Sytuacja w belgijskim systemie penitencjarnym kolejny raz osiągnęła poziom krytyczny. Minister sprawiedliwości Annelies Verlinden z partii CD&V otwarcie przyznała, że mimo wielotygodniowych rozmów rząd nie uzgodnił dotąd wspólnego stanowiska w sprawie konkretnych działań naprawczych. Od poniedziałku aż 600 osadzonych w całym kraju zmuszonych jest spać na podłodze z powodu braku miejsc, co dobitnie pokazuje skalę kryzysu, z którym mierzy się belgijski wymiar sprawiedliwości.
Codzienne rozmowy bez przełomu
W rozmowie z agencją Belga minister potwierdziła, że temat przeludnienia więzień trafia na agendę rządu niemal każdego dnia. Podkreśliła pilną potrzebę osiągnięcia porozumienia, przypominając, że jej propozycje rozwiązań zostały przedstawione już kilka tygodni temu. Do tej pory jednak żaden z zaproponowanych kierunków nie uzyskał pełnej akceptacji partnerów koalicyjnych.
Verlinden wskazała także na obiektywne przyczyny narastającego problemu. Zwiększona liczba osadzonych wynika głównie z orzekania dłuższych wyroków oraz wzmożonej aktywności policji i prokuratury. Przekłada się to na większą liczbę osób trafiających do aresztów tymczasowych oraz odbywających prawomocne kary.
Propozycje resortu sprawiedliwości
Gabinet minister przedstawił pakiet działań mających złagodzić kryzys pojemnościowy w zakładach karnych. Wśród propozycji znajdują się inwestycje strukturalne, które miałyby zwiększyć liczbę dostępnych miejsc. Plan obejmuje również usprawnienie procedur opuszczania zakładów karnych przez osoby spełniające kryteria zwolnienia.
Resort proponuje szerokie współdziałanie między instytucjami odpowiedzialnymi za zdrowie publiczne, politykę azylową i migracyjną oraz agencją Régie des Bâtiments, która zarządza infrastrukturą państwową. Takie podejście miałoby zapewnić bardziej spójne i skuteczne wdrożenie zaplanowanych rozwiązań.
Przedłużone przepustki nie wchodzą w grę
Dyrektorzy części placówek oraz związki zawodowe pracowników służby więziennej postulowali powrót do rozwiązania stosowanego przez poprzedni rząd – przedłużonych przepustek dla osób skazanych. Resort jednoznacznie odrzucił ten pomysł.
Wskazano, że wcześniejszy mechanizm nie miał właściwej podstawy prawnej, a przedłużone przepustki nie rozwiązywałyby problemu w sposób systemowy.
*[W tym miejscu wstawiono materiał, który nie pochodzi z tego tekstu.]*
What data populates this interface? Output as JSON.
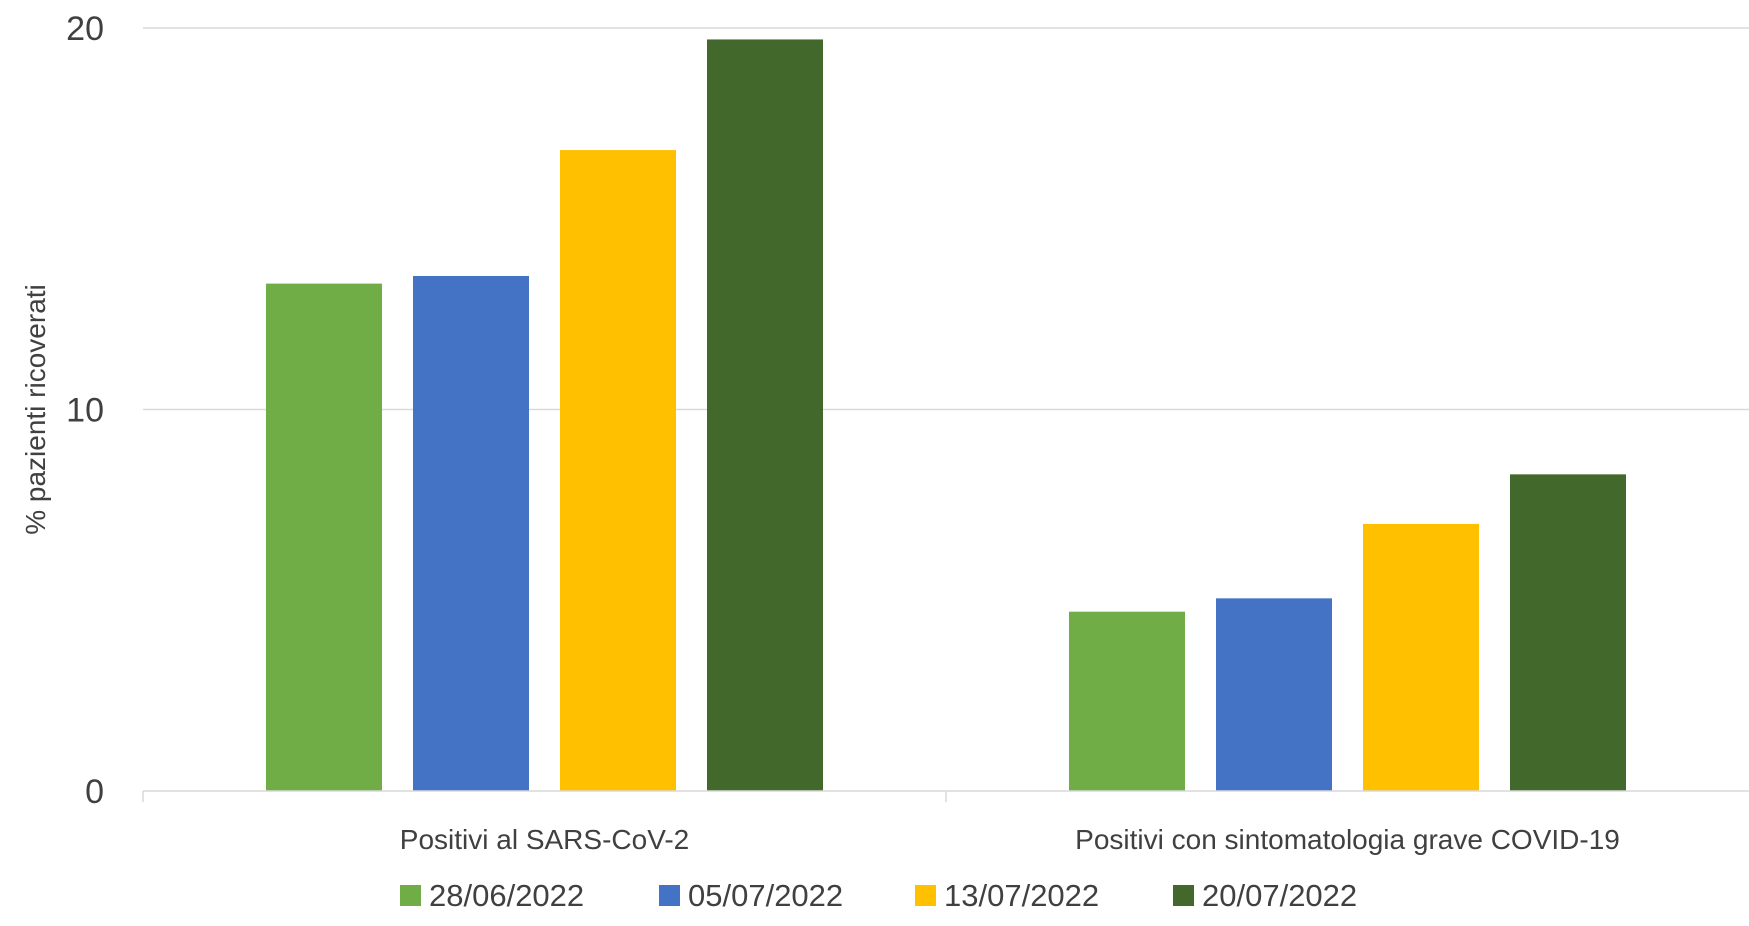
{
  "chart_data": {
    "type": "bar",
    "ylabel": "% pazienti ricoverati",
    "ylim": [
      0,
      20
    ],
    "yticks": [
      0,
      10,
      20
    ],
    "grid": true,
    "legend_position": "bottom",
    "categories": [
      "Positivi al SARS-CoV-2",
      "Positivi con sintomatologia grave COVID-19"
    ],
    "series": [
      {
        "name": "28/06/2022",
        "color": "#70ad47",
        "values": [
          13.3,
          4.7
        ]
      },
      {
        "name": "05/07/2022",
        "color": "#4472c4",
        "values": [
          13.5,
          5.05
        ]
      },
      {
        "name": "13/07/2022",
        "color": "#ffc000",
        "values": [
          16.8,
          7.0
        ]
      },
      {
        "name": "20/07/2022",
        "color": "#43682b",
        "values": [
          19.7,
          8.3
        ]
      }
    ]
  }
}
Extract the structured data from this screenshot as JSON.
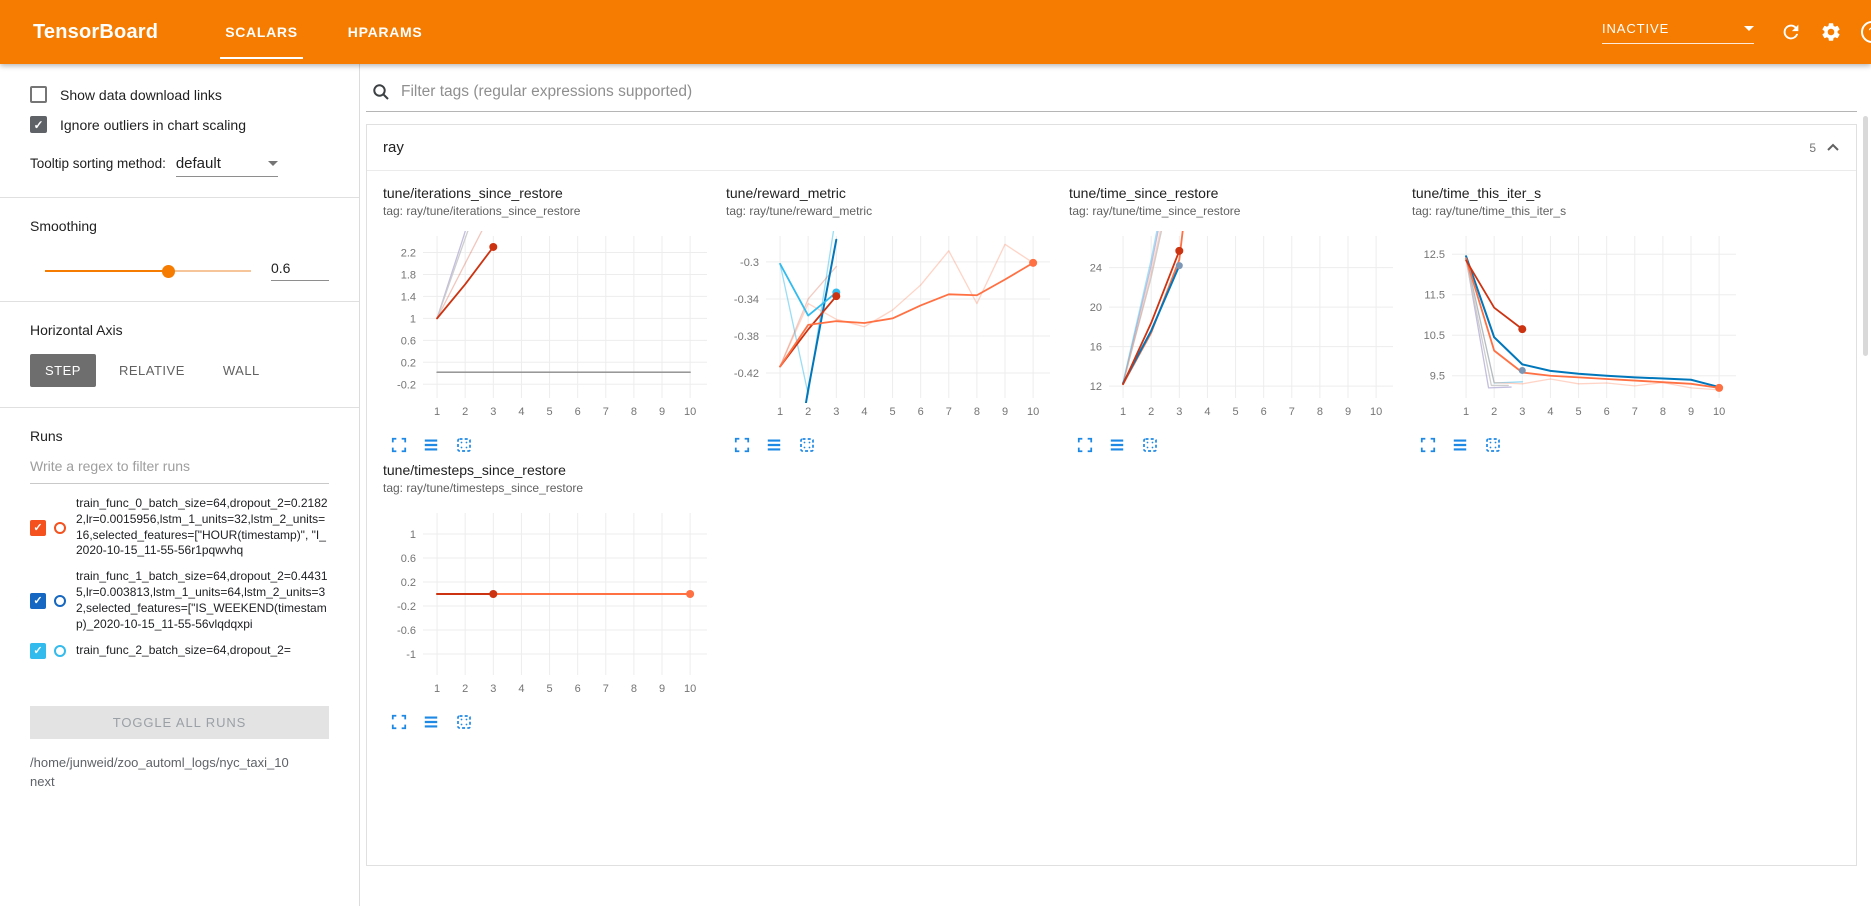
{
  "header": {
    "brand": "TensorBoard",
    "tabs": [
      {
        "label": "SCALARS",
        "active": true
      },
      {
        "label": "HPARAMS",
        "active": false
      }
    ],
    "status": "INACTIVE"
  },
  "colors": {
    "header_orange": "#f57c00",
    "icon_blue": "#1e88e5",
    "run_orange": "#ff7043",
    "run_blue": "#0077bb",
    "run_cyan": "#33bbee",
    "run_red": "#cc3311"
  },
  "sidebar": {
    "checkboxes": [
      {
        "label": "Show data download links",
        "checked": false
      },
      {
        "label": "Ignore outliers in chart scaling",
        "checked": true
      }
    ],
    "tooltip_sort": {
      "label": "Tooltip sorting method:",
      "value": "default"
    },
    "smoothing": {
      "label": "Smoothing",
      "value": "0.6",
      "percent": 60
    },
    "horizontal_axis": {
      "label": "Horizontal Axis",
      "options": [
        {
          "label": "STEP"
        },
        {
          "label": "RELATIVE"
        },
        {
          "label": "WALL"
        }
      ],
      "selected": "STEP"
    },
    "runs": {
      "label": "Runs",
      "filter_placeholder": "Write a regex to filter runs",
      "items": [
        {
          "name": "train_func_0_batch_size=64,dropout_2=0.21822,lr=0.0015956,lstm_1_units=32,lstm_2_units=16,selected_features=[\"HOUR(timestamp)\", \"I_2020-10-15_11-55-56r1pqwvhq",
          "color": "#f4511e",
          "checked": true
        },
        {
          "name": "train_func_1_batch_size=64,dropout_2=0.44315,lr=0.003813,lstm_1_units=64,lstm_2_units=32,selected_features=[\"IS_WEEKEND(timestamp)_2020-10-15_11-55-56vlqdqxpi",
          "color": "#1667c1",
          "checked": true
        },
        {
          "name": "train_func_2_batch_size=64,dropout_2=",
          "color": "#33bbee",
          "checked": true
        }
      ],
      "toggle_all": "TOGGLE ALL RUNS",
      "log_path": "/home/junweid/zoo_automl_logs/nyc_taxi_10next"
    }
  },
  "main": {
    "filter_placeholder": "Filter tags (regular expressions supported)",
    "group": {
      "name": "ray",
      "count": "5"
    }
  },
  "chart_data": [
    {
      "type": "line",
      "title": "tune/iterations_since_restore",
      "subtitle": "tag: ray/tune/iterations_since_restore",
      "xlabel": "",
      "ylabel": "",
      "xticks": [
        1,
        2,
        3,
        4,
        5,
        6,
        7,
        8,
        9,
        10
      ],
      "xlim": [
        0.5,
        10.6
      ],
      "ylim": [
        -0.45,
        2.5
      ],
      "yticks": [
        -0.2,
        0.2,
        0.6,
        1,
        1.4,
        1.8,
        2.2
      ],
      "series": [
        {
          "name": "gray-run",
          "color": "#8a8a8a",
          "opacity": 1,
          "width": 1.4,
          "points": [
            [
              1,
              0.02
            ],
            [
              10,
              0.02
            ]
          ]
        },
        {
          "name": "red-run-raw",
          "color": "#cc3311",
          "opacity": 0.28,
          "width": 1.3,
          "points": [
            [
              1,
              1
            ],
            [
              2,
              2
            ],
            [
              3,
              3
            ]
          ]
        },
        {
          "name": "lavender-run-raw",
          "color": "#b9b3d8",
          "opacity": 0.85,
          "width": 1.3,
          "points": [
            [
              1,
              1
            ],
            [
              1.95,
              2.5
            ],
            [
              2.6,
              3.6
            ]
          ]
        },
        {
          "name": "gray-run-raw",
          "color": "#c9c9c9",
          "opacity": 0.9,
          "width": 1.3,
          "points": [
            [
              1,
              1
            ],
            [
              2.1,
              2.6
            ],
            [
              2.75,
              3.6
            ]
          ]
        },
        {
          "name": "red-run-smoothed",
          "color": "#cc3311",
          "opacity": 1,
          "width": 1.8,
          "points": [
            [
              1,
              1
            ],
            [
              2,
              1.62
            ],
            [
              3,
              2.3
            ]
          ],
          "dot": true
        }
      ]
    },
    {
      "type": "line",
      "title": "tune/reward_metric",
      "subtitle": "tag: ray/tune/reward_metric",
      "xlabel": "",
      "ylabel": "",
      "xticks": [
        1,
        2,
        3,
        4,
        5,
        6,
        7,
        8,
        9,
        10
      ],
      "xlim": [
        0.5,
        10.6
      ],
      "ylim": [
        -0.447,
        -0.272
      ],
      "yticks": [
        -0.42,
        -0.38,
        -0.34,
        -0.3
      ],
      "series": [
        {
          "name": "orange-run-raw",
          "color": "#ff7043",
          "opacity": 0.3,
          "width": 1.3,
          "points": [
            [
              1,
              -0.413
            ],
            [
              2,
              -0.345
            ],
            [
              3,
              -0.362
            ],
            [
              4,
              -0.37
            ],
            [
              5,
              -0.352
            ],
            [
              6,
              -0.325
            ],
            [
              7,
              -0.288
            ],
            [
              8,
              -0.345
            ],
            [
              9,
              -0.281
            ],
            [
              10,
              -0.301
            ]
          ]
        },
        {
          "name": "cyan-run-raw",
          "color": "#33bbee",
          "opacity": 0.5,
          "width": 1.3,
          "points": [
            [
              1,
              -0.302
            ],
            [
              2,
              -0.443
            ],
            [
              3,
              -0.247
            ]
          ]
        },
        {
          "name": "red-run-raw",
          "color": "#cc3311",
          "opacity": 0.25,
          "width": 1.3,
          "points": [
            [
              1,
              -0.413
            ],
            [
              2,
              -0.34
            ],
            [
              3,
              -0.305
            ]
          ]
        },
        {
          "name": "blue-run-smoothed",
          "color": "#0077bb",
          "opacity": 1,
          "width": 2,
          "points": [
            [
              1,
              -0.62
            ],
            [
              2,
              -0.438
            ],
            [
              3,
              -0.276
            ]
          ]
        },
        {
          "name": "cyan-run-smoothed",
          "color": "#33bbee",
          "opacity": 1,
          "width": 1.8,
          "points": [
            [
              1,
              -0.302
            ],
            [
              2,
              -0.358
            ],
            [
              3,
              -0.333
            ]
          ],
          "dot": true
        },
        {
          "name": "red-run-smoothed",
          "color": "#cc3311",
          "opacity": 1,
          "width": 1.8,
          "points": [
            [
              1,
              -0.413
            ],
            [
              2,
              -0.373
            ],
            [
              3,
              -0.337
            ]
          ],
          "dot": true
        },
        {
          "name": "orange-run-smoothed",
          "color": "#ff7043",
          "opacity": 1,
          "width": 1.8,
          "points": [
            [
              1,
              -0.413
            ],
            [
              2,
              -0.368
            ],
            [
              3,
              -0.364
            ],
            [
              4,
              -0.366
            ],
            [
              5,
              -0.361
            ],
            [
              6,
              -0.347
            ],
            [
              7,
              -0.335
            ],
            [
              8,
              -0.336
            ],
            [
              9,
              -0.319
            ],
            [
              10,
              -0.301
            ]
          ],
          "dot": true
        }
      ]
    },
    {
      "type": "line",
      "title": "tune/time_since_restore",
      "subtitle": "tag: ray/tune/time_since_restore",
      "xlabel": "",
      "ylabel": "",
      "xticks": [
        1,
        2,
        3,
        4,
        5,
        6,
        7,
        8,
        9,
        10
      ],
      "xlim": [
        0.5,
        10.6
      ],
      "ylim": [
        10.8,
        27.2
      ],
      "yticks": [
        12,
        16,
        20,
        24
      ],
      "series": [
        {
          "name": "lavender-run-raw",
          "color": "#b9b3d8",
          "opacity": 0.85,
          "width": 1.3,
          "points": [
            [
              1,
              12.3
            ],
            [
              2,
              24.2
            ],
            [
              2.55,
              32
            ]
          ]
        },
        {
          "name": "gray-run-raw",
          "color": "#c9c9c9",
          "opacity": 0.9,
          "width": 1.3,
          "points": [
            [
              1,
              12.3
            ],
            [
              2,
              23
            ],
            [
              2.7,
              32
            ]
          ]
        },
        {
          "name": "cyan-run-raw",
          "color": "#33bbee",
          "opacity": 0.45,
          "width": 1.3,
          "points": [
            [
              1,
              12.4
            ],
            [
              2,
              24.8
            ],
            [
              2.5,
              32
            ]
          ]
        },
        {
          "name": "orange-run-raw",
          "color": "#ff7043",
          "opacity": 0.3,
          "width": 1.3,
          "points": [
            [
              1,
              12.2
            ],
            [
              2,
              23.5
            ],
            [
              2.65,
              32
            ]
          ]
        },
        {
          "name": "orange-run-smoothed",
          "color": "#ff7043",
          "opacity": 1,
          "width": 1.8,
          "points": [
            [
              1,
              12.2
            ],
            [
              2,
              17.4
            ],
            [
              3,
              24.8
            ],
            [
              3.3,
              32
            ]
          ]
        },
        {
          "name": "blue-run-smoothed",
          "color": "#0077bb",
          "opacity": 1,
          "width": 2,
          "points": [
            [
              1,
              12.3
            ],
            [
              2,
              17.6
            ],
            [
              3,
              24.2
            ]
          ]
        },
        {
          "name": "red-run-smoothed",
          "color": "#cc3311",
          "opacity": 1,
          "width": 1.8,
          "points": [
            [
              1,
              12.2
            ],
            [
              2,
              18.4
            ],
            [
              3,
              25.7
            ]
          ],
          "dot": true
        }
      ],
      "markers": [
        {
          "x": 3,
          "y": 24.2,
          "color": "#7b97b5"
        }
      ]
    },
    {
      "type": "line",
      "title": "tune/time_this_iter_s",
      "subtitle": "tag: ray/tune/time_this_iter_s",
      "xlabel": "",
      "ylabel": "",
      "xticks": [
        1,
        2,
        3,
        4,
        5,
        6,
        7,
        8,
        9,
        10
      ],
      "xlim": [
        0.5,
        10.6
      ],
      "ylim": [
        8.95,
        12.95
      ],
      "yticks": [
        9.5,
        10.5,
        11.5,
        12.5
      ],
      "series": [
        {
          "name": "lavender-run-raw",
          "color": "#b9b3d8",
          "opacity": 0.85,
          "width": 1.3,
          "points": [
            [
              1,
              12.4
            ],
            [
              1.8,
              9.2
            ],
            [
              2.6,
              9.22
            ]
          ]
        },
        {
          "name": "cyan-run-raw",
          "color": "#33bbee",
          "opacity": 0.5,
          "width": 1.3,
          "points": [
            [
              1,
              12.45
            ],
            [
              2,
              9.32
            ],
            [
              3,
              9.35
            ]
          ]
        },
        {
          "name": "gray-run-raw",
          "color": "#c9c9c9",
          "opacity": 0.9,
          "width": 1.3,
          "points": [
            [
              1,
              12.35
            ],
            [
              1.9,
              9.26
            ],
            [
              2.5,
              9.26
            ]
          ]
        },
        {
          "name": "orange-run-raw",
          "color": "#ff7043",
          "opacity": 0.3,
          "width": 1.3,
          "points": [
            [
              1,
              12.4
            ],
            [
              2,
              9.33
            ],
            [
              3,
              9.3
            ],
            [
              4,
              9.42
            ],
            [
              5,
              9.3
            ],
            [
              6,
              9.32
            ],
            [
              7,
              9.25
            ],
            [
              8,
              9.33
            ],
            [
              9,
              9.2
            ],
            [
              10,
              9.15
            ]
          ]
        },
        {
          "name": "blue-run-smoothed",
          "color": "#0077bb",
          "opacity": 1,
          "width": 2,
          "points": [
            [
              1,
              12.45
            ],
            [
              2,
              10.45
            ],
            [
              3,
              9.78
            ],
            [
              4,
              9.62
            ],
            [
              5,
              9.55
            ],
            [
              6,
              9.5
            ],
            [
              7,
              9.46
            ],
            [
              8,
              9.43
            ],
            [
              9,
              9.4
            ],
            [
              10,
              9.22
            ]
          ]
        },
        {
          "name": "orange-run-smoothed",
          "color": "#ff7043",
          "opacity": 1,
          "width": 1.8,
          "points": [
            [
              1,
              12.4
            ],
            [
              2,
              10.12
            ],
            [
              3,
              9.58
            ],
            [
              4,
              9.5
            ],
            [
              5,
              9.46
            ],
            [
              6,
              9.42
            ],
            [
              7,
              9.38
            ],
            [
              8,
              9.34
            ],
            [
              9,
              9.3
            ],
            [
              10,
              9.2
            ]
          ],
          "dot": true
        },
        {
          "name": "red-run-smoothed",
          "color": "#cc3311",
          "opacity": 1,
          "width": 1.8,
          "points": [
            [
              1,
              12.35
            ],
            [
              2,
              11.18
            ],
            [
              3,
              10.65
            ]
          ],
          "dot": true
        }
      ],
      "markers": [
        {
          "x": 3,
          "y": 9.63,
          "color": "#7b97b5"
        }
      ]
    },
    {
      "type": "line",
      "title": "tune/timesteps_since_restore",
      "subtitle": "tag: ray/tune/timesteps_since_restore",
      "xlabel": "",
      "ylabel": "",
      "xticks": [
        1,
        2,
        3,
        4,
        5,
        6,
        7,
        8,
        9,
        10
      ],
      "xlim": [
        0.5,
        10.6
      ],
      "ylim": [
        -1.35,
        1.35
      ],
      "yticks": [
        -1,
        -0.6,
        -0.2,
        0.2,
        0.6,
        1
      ],
      "series": [
        {
          "name": "gray-run",
          "color": "#8a8a8a",
          "opacity": 1,
          "width": 1.4,
          "points": [
            [
              1,
              0
            ],
            [
              10,
              0
            ]
          ]
        },
        {
          "name": "orange-run-smoothed",
          "color": "#ff7043",
          "opacity": 1,
          "width": 2,
          "points": [
            [
              1,
              0
            ],
            [
              10,
              0
            ]
          ],
          "dot": true
        },
        {
          "name": "red-run-smoothed",
          "color": "#cc3311",
          "opacity": 1,
          "width": 2,
          "points": [
            [
              1,
              0
            ],
            [
              3,
              0
            ]
          ],
          "dot": true
        }
      ]
    }
  ]
}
Ministerstwo ocenia, że prowadziłyby jedynie do czasowego wstrzymania wykonywania orzeczonych kar, nie wpływając realnie na poprawę sytuacji.
Obietnice budżetowe i plan działania
Przedstawiciele ministerstwa przypominają, że porozumienie budżetowe z 24 listopada przewiduje coroczne środki finansowe przeznaczone na walkę z przeludnieniem więzień. Latem rząd przyjął także plan działań w tym zakresie. Mimo formalnych ustaleń przełożenie ich na konkretne i skuteczne rozwiązania pozostaje wyzwaniem, wobec którego koalicja rządowa wciąż nie potrafi wypracować wspólnej strategii.